O segundo aspecto pode ser comprovado pelo facto de a UE27 não ter percebido o alerta que representa a saída do Reino Unido, e por isso ter cometido quatro erros principais:

  1. Ignorou as propostas do Sr. Cameron no sentido de alterar a posição do Reino Unido dentro da UE, adoptando uma postura contrária à vontade legítima de um dos seus estados membros que, não por acaso, é a democracia descentralizada mais antiga e mais consolidada, e onde o primado da lei, a separação de poderes e a existência de contrapoderes, e o respeito pelas liberdades de iniciativa, de expressão, de imprensa ou de associação estão há mais tempo enraizados.

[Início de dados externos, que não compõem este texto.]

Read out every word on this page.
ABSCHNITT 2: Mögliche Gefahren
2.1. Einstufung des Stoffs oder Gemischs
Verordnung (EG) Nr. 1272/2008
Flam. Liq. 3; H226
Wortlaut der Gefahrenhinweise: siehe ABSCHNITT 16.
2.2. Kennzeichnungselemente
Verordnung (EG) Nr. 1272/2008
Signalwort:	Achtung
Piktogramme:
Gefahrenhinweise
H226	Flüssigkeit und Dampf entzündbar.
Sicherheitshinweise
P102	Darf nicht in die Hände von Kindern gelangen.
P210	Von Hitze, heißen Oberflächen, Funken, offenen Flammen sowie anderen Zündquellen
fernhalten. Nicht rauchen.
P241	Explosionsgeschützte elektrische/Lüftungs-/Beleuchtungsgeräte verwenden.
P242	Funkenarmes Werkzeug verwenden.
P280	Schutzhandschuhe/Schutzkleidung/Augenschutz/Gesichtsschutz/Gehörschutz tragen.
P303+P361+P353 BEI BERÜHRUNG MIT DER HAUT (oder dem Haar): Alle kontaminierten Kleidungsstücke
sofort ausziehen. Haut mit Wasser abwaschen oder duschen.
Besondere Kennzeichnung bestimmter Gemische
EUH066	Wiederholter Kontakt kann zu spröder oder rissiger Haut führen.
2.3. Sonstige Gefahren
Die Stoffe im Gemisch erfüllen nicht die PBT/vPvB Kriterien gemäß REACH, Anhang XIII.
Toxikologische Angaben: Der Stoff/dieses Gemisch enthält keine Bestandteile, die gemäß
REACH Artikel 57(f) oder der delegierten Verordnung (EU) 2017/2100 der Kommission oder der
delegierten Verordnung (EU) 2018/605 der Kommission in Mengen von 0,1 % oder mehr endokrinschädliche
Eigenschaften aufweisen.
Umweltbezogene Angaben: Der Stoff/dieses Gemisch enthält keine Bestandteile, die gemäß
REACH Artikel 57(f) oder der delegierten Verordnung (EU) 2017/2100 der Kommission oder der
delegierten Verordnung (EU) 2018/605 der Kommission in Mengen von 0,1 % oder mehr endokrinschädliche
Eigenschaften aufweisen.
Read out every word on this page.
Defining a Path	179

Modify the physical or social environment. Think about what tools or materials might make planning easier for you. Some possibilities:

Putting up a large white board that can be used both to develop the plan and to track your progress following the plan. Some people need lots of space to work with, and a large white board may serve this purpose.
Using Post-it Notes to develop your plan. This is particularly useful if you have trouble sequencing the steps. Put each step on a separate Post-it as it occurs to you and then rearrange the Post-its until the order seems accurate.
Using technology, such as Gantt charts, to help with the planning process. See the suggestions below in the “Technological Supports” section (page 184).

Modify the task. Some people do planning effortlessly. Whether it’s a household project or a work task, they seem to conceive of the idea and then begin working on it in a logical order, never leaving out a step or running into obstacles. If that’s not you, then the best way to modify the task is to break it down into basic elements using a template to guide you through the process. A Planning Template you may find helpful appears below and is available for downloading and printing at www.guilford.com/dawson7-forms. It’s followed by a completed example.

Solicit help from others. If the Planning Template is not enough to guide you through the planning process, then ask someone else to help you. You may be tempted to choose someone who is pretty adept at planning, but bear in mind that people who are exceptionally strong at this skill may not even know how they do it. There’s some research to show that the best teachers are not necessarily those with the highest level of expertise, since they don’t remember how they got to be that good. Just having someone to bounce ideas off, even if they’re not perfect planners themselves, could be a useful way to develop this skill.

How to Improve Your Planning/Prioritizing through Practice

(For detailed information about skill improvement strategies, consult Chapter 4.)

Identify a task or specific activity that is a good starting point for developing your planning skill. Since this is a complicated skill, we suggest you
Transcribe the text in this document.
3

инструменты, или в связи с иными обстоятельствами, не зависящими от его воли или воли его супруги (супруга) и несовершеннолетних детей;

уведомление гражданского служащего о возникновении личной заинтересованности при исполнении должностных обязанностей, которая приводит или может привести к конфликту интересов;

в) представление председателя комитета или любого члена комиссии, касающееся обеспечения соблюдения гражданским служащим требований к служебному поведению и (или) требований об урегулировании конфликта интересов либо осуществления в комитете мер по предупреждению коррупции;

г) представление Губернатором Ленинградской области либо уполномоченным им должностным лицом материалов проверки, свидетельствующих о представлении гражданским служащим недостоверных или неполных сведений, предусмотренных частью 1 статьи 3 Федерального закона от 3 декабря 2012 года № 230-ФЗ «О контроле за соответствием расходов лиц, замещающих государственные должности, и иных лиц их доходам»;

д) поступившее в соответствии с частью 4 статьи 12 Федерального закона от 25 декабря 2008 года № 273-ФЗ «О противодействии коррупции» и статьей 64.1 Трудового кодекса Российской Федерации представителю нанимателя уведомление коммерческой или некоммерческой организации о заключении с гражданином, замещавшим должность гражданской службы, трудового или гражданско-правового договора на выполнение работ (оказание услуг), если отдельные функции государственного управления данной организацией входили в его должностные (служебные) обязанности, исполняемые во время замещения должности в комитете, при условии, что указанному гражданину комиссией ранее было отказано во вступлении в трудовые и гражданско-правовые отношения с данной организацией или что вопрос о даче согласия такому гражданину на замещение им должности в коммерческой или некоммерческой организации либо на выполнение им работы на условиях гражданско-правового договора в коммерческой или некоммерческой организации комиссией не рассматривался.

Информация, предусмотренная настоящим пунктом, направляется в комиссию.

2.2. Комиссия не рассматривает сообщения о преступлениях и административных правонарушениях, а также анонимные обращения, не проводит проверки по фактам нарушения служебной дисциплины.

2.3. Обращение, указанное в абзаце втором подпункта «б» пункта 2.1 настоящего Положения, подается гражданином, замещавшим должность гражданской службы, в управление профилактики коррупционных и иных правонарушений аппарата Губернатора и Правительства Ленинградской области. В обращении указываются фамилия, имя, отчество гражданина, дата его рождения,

  2. Mais grave, optou inicialmente por ignorar o resultado do referendo, e os seus responsáveis acreditaram que a decisão iria ser alterada e que o RU nunca iria sair. A UE27 seguiu a infeliz postura de ignorar a vontade das populações, que tinha sido já adoptada perante os vários referendos cujo resultado não agradou, como os que chumbaram a proposta de constituição europeia, ou pela tentativa de impedir a realização de outros referendos (como em Itália ou na Grécia).
  3. Invocou razões burocráticas na definição das “guidelines” de negociação para recusar desde o início negociar um acordo para o pós-Brexit em simultâneo com o acordo de saída, prolongando a incerteza e aumentando os custos para famílias e empresas.
  4. Ao longo de todo o período negocial, a UE27 encarou, e continua a encarar, a participação dos países no projecto europeu como sendo numa prisão do qual não há liberdade para se sair. Nesse sentido, a UE27 dificultou ao máximo as negociações ao apresentar, um ano após o Reino Unido ter invocado a artigo 50º, uma má proposta onde misturou o acordo de saída com questões nacionalistas na Irlanda ou em Espanha, a que foi na semana passada acrescentado o nacionalismo francês nas pescas.

O acordo de Domingo é um mau acordo para todos. Para o Reino Unido é humilhante, pelo que dificilmente será aprovado. Mas mesmo que seja aprovado, é mau para a UE27 porque demonstra que tarda em querer perceber porque é que o RU está a sair e o alerta que está a dar sobre a fragilidade do projecto europeu.